After reading your Jan. 13 editorial “Caution light on charters,” I had to scratch my head and ask if you really know all the oversight charter schools receive now in this state. So let me see if I can help.
First, you expressed concern that charter schools are regulated “just by charter school advocates.” Public charters must meet the same academic testing standards as conventional public schools. They are regulated by the full-time staff of the Office of Charter Schools in the Department of Public Instruction.
Each year, all schools are audited by a CPA. They must adhere to a lengthy list of requirements in the charter school agreement. Their Board of Directors must follow nepotism and open meeting laws. The State Board of Education has the final say on everything, just as they do with every other public school in this state.

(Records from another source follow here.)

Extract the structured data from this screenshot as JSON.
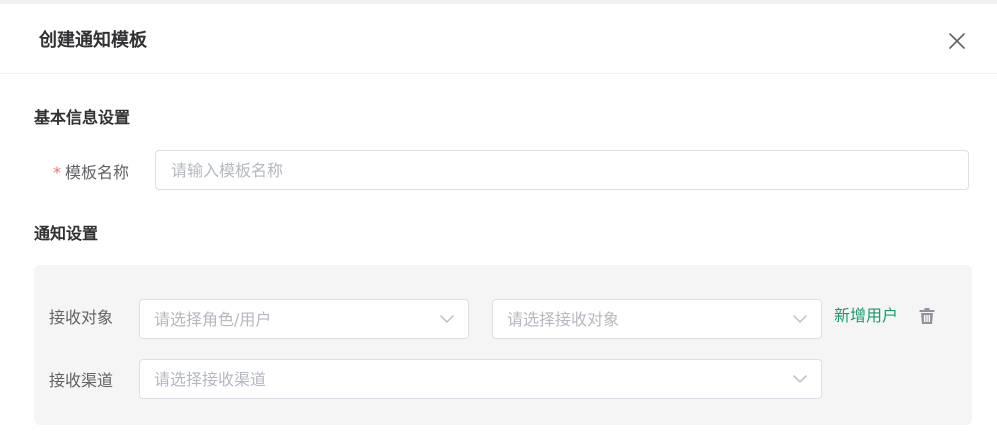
{
  "dialog": {
    "title": "创建通知模板",
    "close_icon": "close-icon"
  },
  "basic_section": {
    "title": "基本信息设置",
    "template_name": {
      "required_mark": "*",
      "label": "模板名称",
      "value": "",
      "placeholder": "请输入模板名称"
    }
  },
  "notify_section": {
    "title": "通知设置",
    "receiver": {
      "label": "接收对象",
      "role_select_placeholder": "请选择角色/用户",
      "target_select_placeholder": "请选择接收对象",
      "add_user_label": "新增用户",
      "delete_icon": "trash-icon"
    },
    "channel": {
      "label": "接收渠道",
      "select_placeholder": "请选择接收渠道"
    }
  },
  "colors": {
    "accent": "#1a9a6c",
    "required": "#f56c6c",
    "panel_bg": "#f5f5f5",
    "border": "#dcdfe6"
  }
}
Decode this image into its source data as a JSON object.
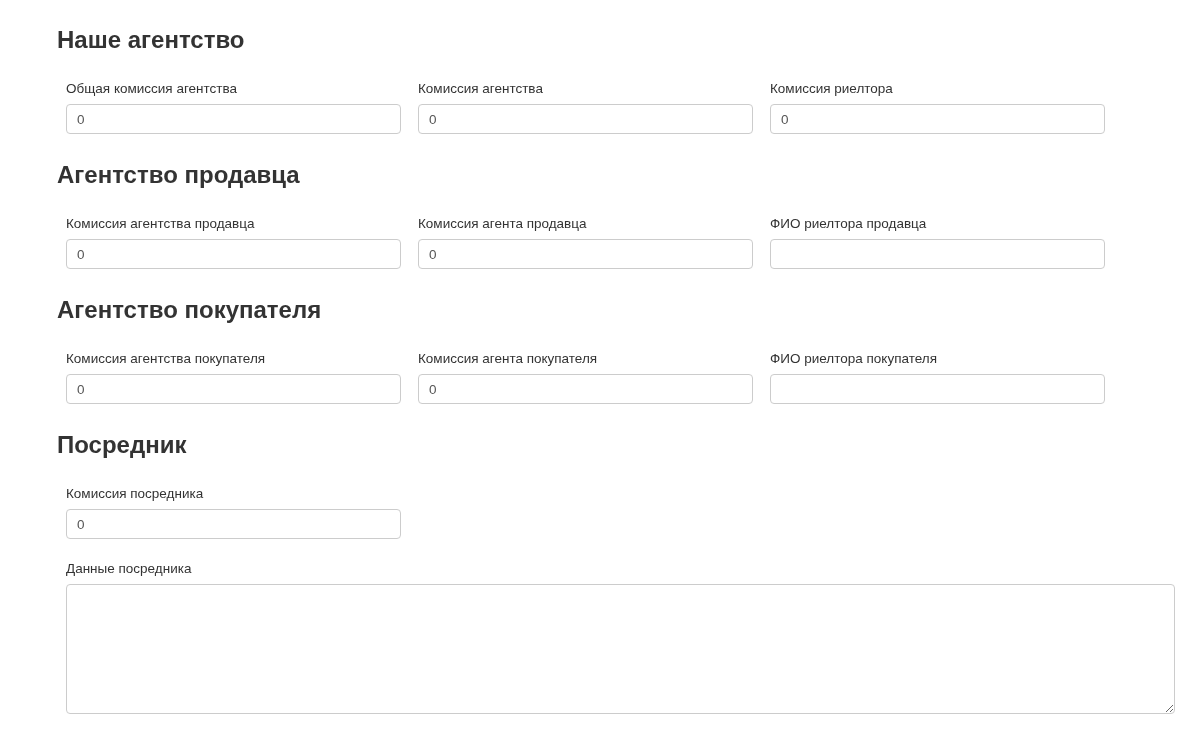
{
  "sections": [
    {
      "title": "Наше агентство",
      "fields": [
        {
          "kind": "input",
          "label": "Общая комиссия агентства",
          "value": "0"
        },
        {
          "kind": "input",
          "label": "Комиссия агентства",
          "value": "0"
        },
        {
          "kind": "input",
          "label": "Комиссия риелтора",
          "value": "0"
        }
      ]
    },
    {
      "title": "Агентство продавца",
      "fields": [
        {
          "kind": "input",
          "label": "Комиссия агентства продавца",
          "value": "0"
        },
        {
          "kind": "input",
          "label": "Комиссия агента продавца",
          "value": "0"
        },
        {
          "kind": "input",
          "label": "ФИО риелтора продавца"
        }
      ]
    },
    {
      "title": "Агентство покупателя",
      "fields": [
        {
          "kind": "input",
          "label": "Комиссия агентства покупателя",
          "value": "0"
        },
        {
          "kind": "input",
          "label": "Комиссия агента покупателя",
          "value": "0"
        },
        {
          "kind": "input",
          "label": "ФИО риелтора покупателя"
        }
      ]
    },
    {
      "title": "Посредник",
      "fields": [
        {
          "kind": "input",
          "label": "Комиссия посредника",
          "value": "0"
        },
        {
          "kind": "textarea",
          "label": "Данные посредника"
        }
      ]
    }
  ]
}
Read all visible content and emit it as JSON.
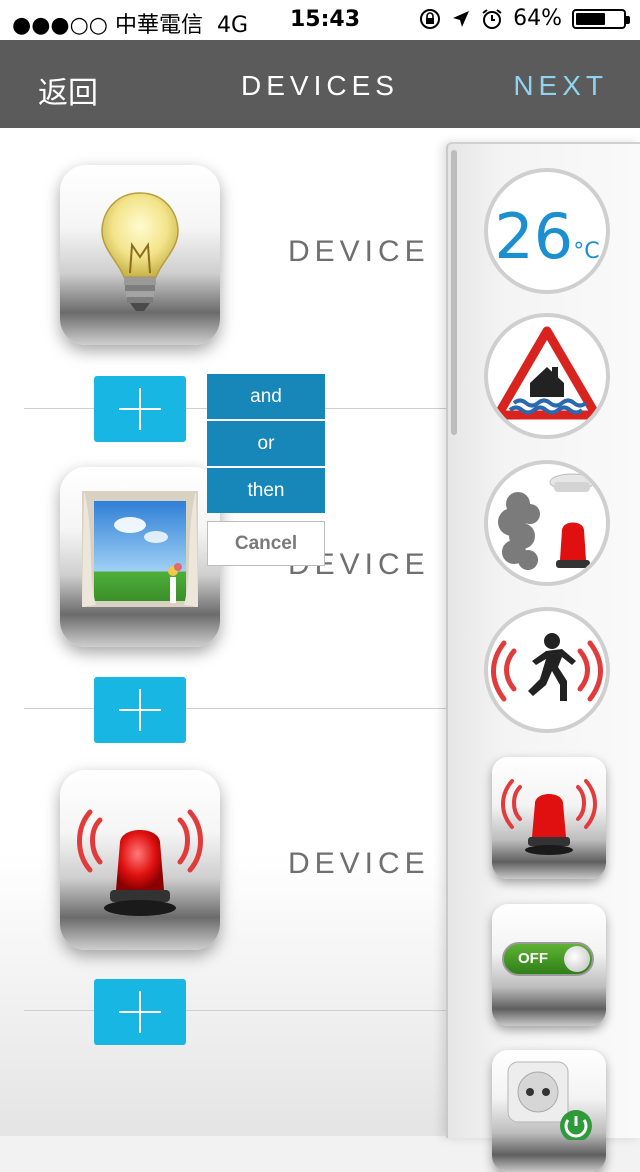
{
  "status_bar": {
    "carrier": "●●●○○ 中華電信",
    "network": "4G",
    "time": "15:43",
    "battery": "64%",
    "battery_level": 0.64
  },
  "navbar": {
    "back_label": "返回",
    "title": "DEVICES",
    "next_label": "NEXT",
    "colors": {
      "bar": "#5b5b5b",
      "next": "#8fd3f0"
    }
  },
  "devices": [
    {
      "label": "DEVICE",
      "icon": "light-bulb-icon"
    },
    {
      "label": "DEVICE",
      "icon": "window-icon"
    },
    {
      "label": "DEVICE",
      "icon": "siren-icon"
    }
  ],
  "condition_menu": {
    "options": [
      "and",
      "or",
      "then"
    ],
    "cancel_label": "Cancel",
    "color": "#1687b8"
  },
  "side_panel": {
    "temperature_value": "26",
    "temperature_unit": "°C",
    "toggle_label": "OFF",
    "icons": [
      "temperature-icon",
      "flood-warning-icon",
      "smoke-detector-icon",
      "motion-sensor-icon",
      "siren-icon",
      "off-switch-icon",
      "power-outlet-icon"
    ]
  },
  "accent_color": "#18b6e2"
}
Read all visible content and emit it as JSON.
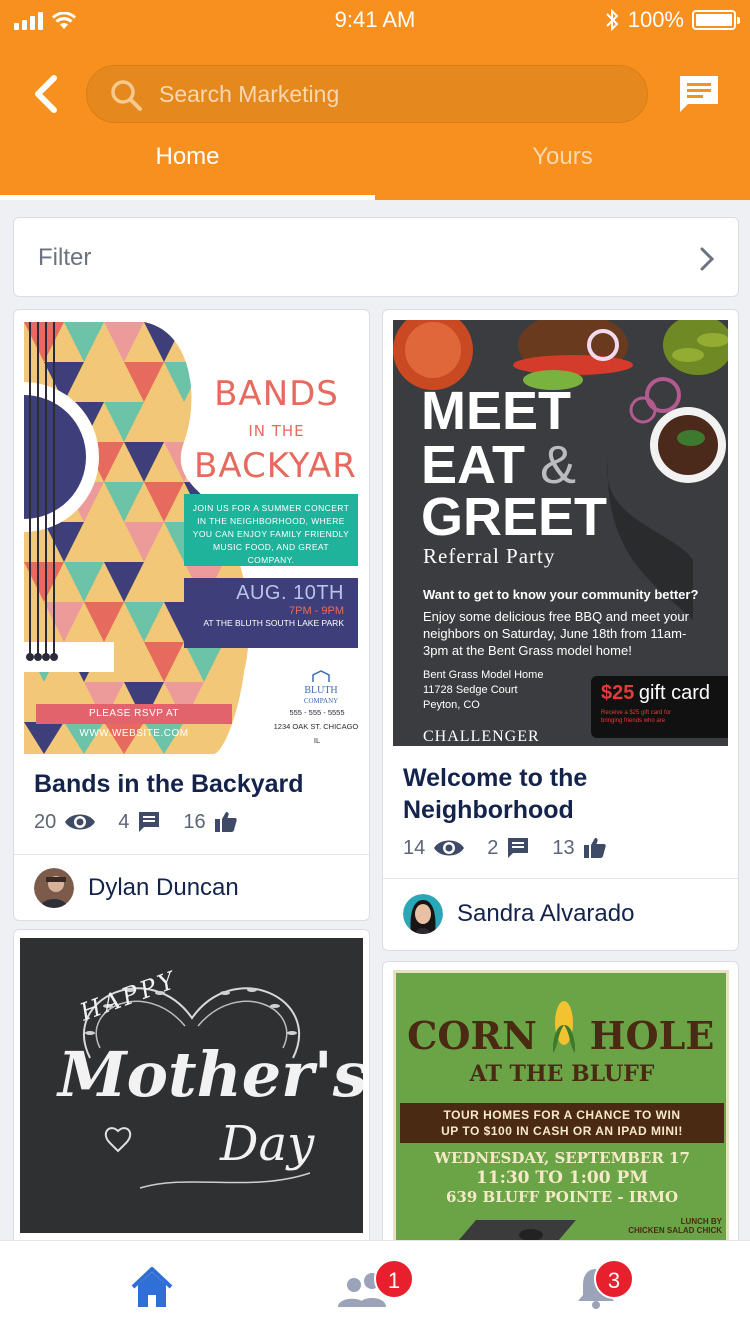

The charter school advocates on the Charter School Advisory Board – the ones you question – have shut down charter schools for lack of performance. Something I assume you would applaud.
What happened at Kestrel Heights was unacceptable to the members of that board, and they showed it by recommending a harsh penalty tempered by the fact that the school leadership had self-reported. Every charter school advocate and operator agreed the situation at Kestrel was egregious. It does not, however, point to the need for more strict regulation of charter schools.
Kestrel is not the first school to not properly report graduation requirements. The same thing happened at a conventional school in Charlotte five years ago. With the recent emphasis on increasing graduation rates, it might be a good idea to review the oversight of all high schools. The Charter School Advisory Board will lead the review for charters.
Finally, the regulation you seem to favor is replacing the cap on the number of charter schools when they are proving to be an excellent choice for many students. According to U.S. News & World Report article, 9 of the top 25 high schools in the state are public charters.
Charters need proper oversight as does every other public school. But in a state that needs every quality school seat it can get, do we really want to cut this pipeline of innovative schools off? Charter school operators understand that without proper accountability they will lose the flexibility that allows them to provide a choice to the parents in the communities they serve.
But a choice means the choice of something different, not the same. Let’s not regulate charters into being the same. Charter schools are not the right choice for every student – and never will be. But they are proving the right choice for many.
Charters want to be seen as allies in the battle to improve education, not simply competitors, to our traditional schools.
Executive Director, NC Association for Public Charter Schools
The length limit was waived to permit a fuller response to the editorial.